Gabriel García-Márquez/Sentido común
“¿Qué derecho tiene un señor o señora de creer que por escribir una columna tenemos que creer que es verdad lo que dice?”.
José Saramago
El cubreboca de la discordia
Se le llama máscara quirúrgica, barbijo, tapaboca o cubreboca. Pero independientemente del nombre con el que se le conozca en país o región determinada, llegó para quedarse y debemos habituarnos a usarlo cotidianamente, ya sea comprado o hecho por nuestras propias manos; independientemente de su material y resistencia, de acuerdo con su vida útil, tiempo y forma de uso. Nos guste, o no.
Algo similar sucedió durante los años ochenta, a partir de la detección del Virus de Inmunodeficiencia Humana (VIH), causante del Síndrome de Inmuno Deficiencia Adquirida (SIDA). El mundo no estaba preparado para afrontar esta enfermedad, que en Estados Unidos –por ejemplo– se atribuyó a los homosexuales, inmigrantes haitianos, usuarios de drogas inyectables y receptores de transfusiones sanguíneas.
Los años siguientes se encargaron de sepultar los mitos, pero con esta pandemia se han registrado a la fecha más de 34 millones de casos, en su mayoría mortales. En su vertiente principal de transmisión, la vía sexual, el uso del condón es la principal medida de prevención, y desde entonces se mantienen las campañas de difusión oficial, que enfrentan dogmas religiosos, incredulidad y el repudio de distintos grupos sociales.
Con el SIDA, el problema es que los síntomas de la enfermedad pueden hacerse visibles ocho o diez años después del contacto de transmisión. Pero fuera de ello, guarda algunas similitudes con lo que actualmente ocurre con la pandemia del virus SARS-Cov02 y la enfermedad COVID-19, que en menos de un año suma en el mundo más de 14 millones de casos.
Para empezar, el virus es un enemigo invisible que no se detecta de inmediato, por lo que el infectado puede propagarlo sin darse cuenta entre todos sus contactos sociales. Más grave aún, porque en el caso del SIDA era necesaria la relación íntima o el compartir objetos (jeringas, rastrillos, cepillos dentales, etcétera) en los que se tuviera contacto con la sangre. Ahora basta un beso, abrazo, estornudo y un saludo de mano… tocar una superficie u objeto y llevarse las manos sucias a ojos, nariz o boca.
No es fácil mantener la “distancia social”. En un país como México la gente no puede quedarse encerrada en casa hasta que el peligro pase, simplemente porque más de la mitad de la población vive en condiciones de pobreza: quien no trabaja, no come, y el que no pedalea se cae de la bicicleta. A estas alturas del partido, la Nueva Normalidad es simplemente un estado deseable, mítico.
De ahí la importancia de protegerse, aunque sea de manera mínima. Y así como el condón fue al SIDA, el cubreboca es a la COVID-19. Usarlo puede ser estorboso, molesto, impráctico, antiestético, asfixiante, incómodo, estresante y un largo etcétera. Pero mientras no exista una vacuna, suceda un milagro o los científicos descubran algo que nos permita sortear esta crisis de mejor manera, sólo nos queda el cubreboca.

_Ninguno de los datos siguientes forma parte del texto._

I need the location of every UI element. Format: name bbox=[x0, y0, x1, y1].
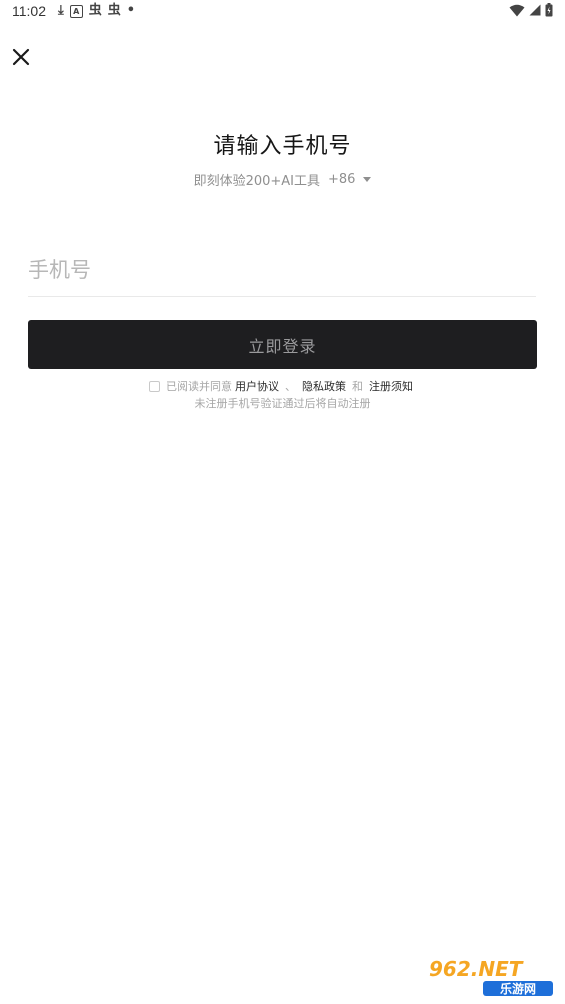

No es lo único. Están además las medidas de higiene como lavarse las manos con agua y jabón o desinfectarlas hasta el cansancio con gel antibacterial, no tocarse la cara ni en defensa propia, evitar cercanía con los demás y conservar el miedo, porque si le perdemos el respeto a este virus el número de infectados y muertos seguirá creciendo de manera exponencial, tal vez hasta nuestra casa.
Por todo lo anterior, independientemente de los políticos, líderes sociales, amistades y familiares que nos inciten a no utilizar cubreboca, es necesario proteger a nuestros eres queridos, a nosotros mismos… El dinero no es pretexto. Si de prevenir se trata, más allá de una mascarilla costosa, de esas que se conocen por claves y números, la idea es no exponerse y para ello basta la voluntad.
Cuando salgas a la calle tapa tu rostro. No importa que se trate de un cubreboca con tela gruesa que hayas confeccionado tú. A lo mejor te salva la vida.